When a friend posted a photograph on Facebook of a lake in the woods with the sun breaking through the fog, I had to comment: “awesome.”

Shortly afterward, a message popped up from my cousin, Deb, asking me how I knew Mary Pat, the person who posted the photograph. I was surprised to learn that Deb had provided day care for Mary Pat’s “babies,” who are now adults. Mary Pat and I were classmates at Archbishop Brady High School in West St. Paul, Minn., which I explained to Deb.
Facebook, by its nature, lacks the depth of face-to-face relationships, and it can attract bullies. But exchanges like the one I experienced with Deb provide me with a greater sense that we’re all in this life on earth together. We ought to start acting like we’re on the same team!

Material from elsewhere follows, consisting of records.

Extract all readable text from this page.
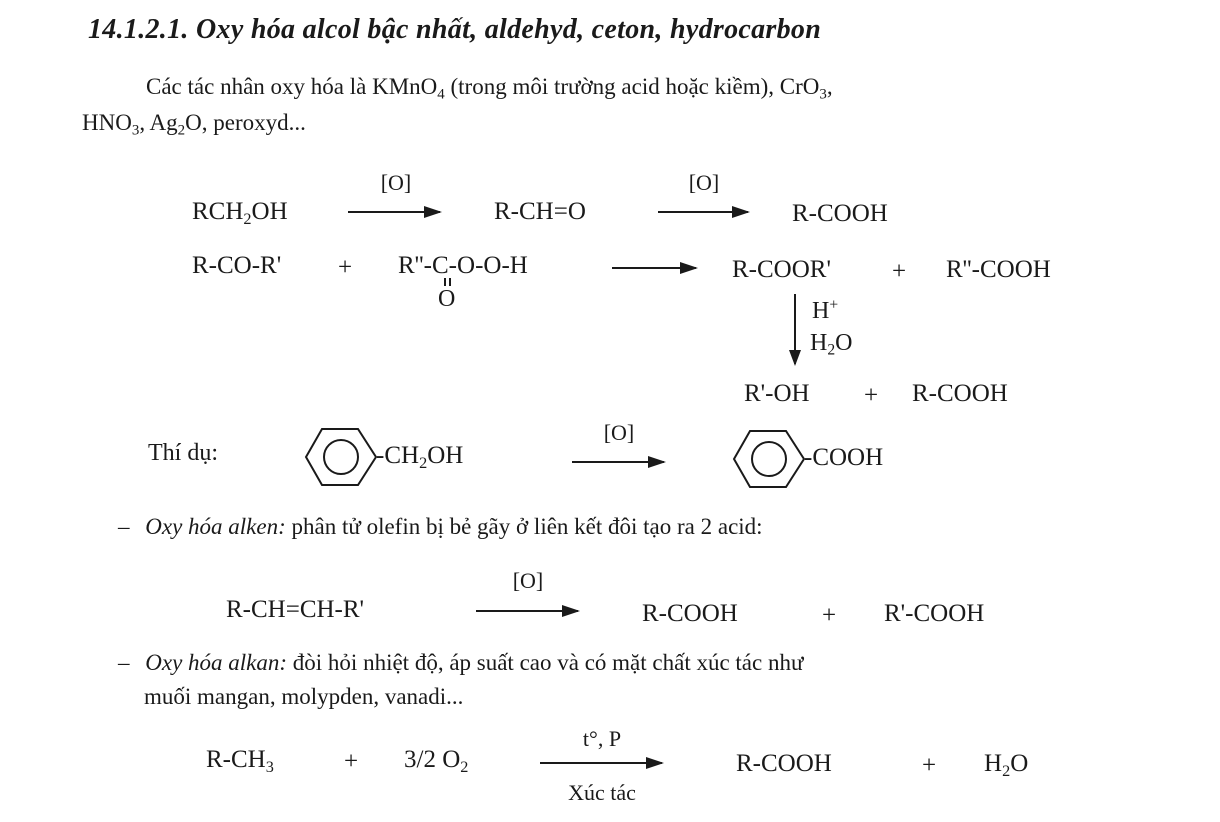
14.1.2.1. Oxy hóa alcol bậc nhất, aldehyd, ceton, hydrocarbon
Các tác nhân oxy hóa là KMnO$_4$ (trong môi trường acid hoặc kiềm), CrO$_3$,
$HNO_3$, $Ag_2O$, peroxyd...
$RCH_2OH$
[O]
R-CH=O
[O]
R-COOH
R-CO-R' + R''-C-O-O-H
O
R-COOR' + R''-COOH
H+
$H_2O$
R'-OH + R-COOH
Thí dụ:	$-CH_2OH$
[O]
-COOH
– Oxy hóa alken: phân tử olefin bị bẻ gãy ở liên kết đôi tạo ra 2 acid:
R-CH=CH-R'
[O]
R-COOH	+ R'-COOH
– Oxy hóa alkan: đòi hỏi nhiệt độ, áp suất cao và có mặt chất xúc tác như
muối mangan, molypden, vanadi...
$R-CH_3$	+ 3/2 $O_2$
t°, P
Xúc tác
R-COOH	+ $H_2O$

The funny thing is that when I became friends with Mary Pat on Facebook, I wasn’t sure how I knew her because she didn’t use her maiden name. As a newbie to Facebook, I just assumed people “friended” me because we had been acquainted somewhere over the years. But it wasn’t until Mary Pat posted an old photo from high school, perhaps for “Throw Back Thursday,” that I recognized her. She was wearing the familiar uniform and the smile on her face is one I never forgot. The years seemed to disappear, and I enjoyed the brief visit down memory lane.


With each posting from a different Facebook friend whose identity I wasn’t initially sure about, I’d begin to figure out the connection. Oh, that’s one of my Aunt Rita’s daughters, I’d say to myself. Or, that’s a friend from my early years at the Quad-City Times. I’ve become more cautious about accepting Facebook friends after one of them began posting offensive images.

Some of my colleagues and friends complain that Facebook allows people to create an artificial persona of a successful, active life with brilliant children and adoring spouses. I think there’s some truth in that. Others use Facebook to post their profanity-laden frustrations based on their political leanings in reaction to U.S. and world events. Those posts make me feel alienated rather than connected. But I’ve also viewed a post from a former employer, bereft over the sudden death of his beloved wife of 50 years. His pain, even on line, was so palpable. I wanted to reach out and give him a real hug.

Other friends post pictures of children and grandchildren at different stages of their lives and I enjoy this virtual experience. Yesterday, after Mass, I saw my friend Liz walking to her car with her 4-year-old grandson, Jack. I’d never met him in person but greeted him, “Hi Jack, I’ve seen you on Facebook!”

Pope Francis observed in his 2016 World Communications Day message that “It is not technology which determines whether or not communication is authentic, but rather the human heart and our capacity to use wisely the means at our disposal. … The digital world is a public square, a meeting-place where we can either encourage or demean one another, engage in a meaningful discussion or unfair attacks.”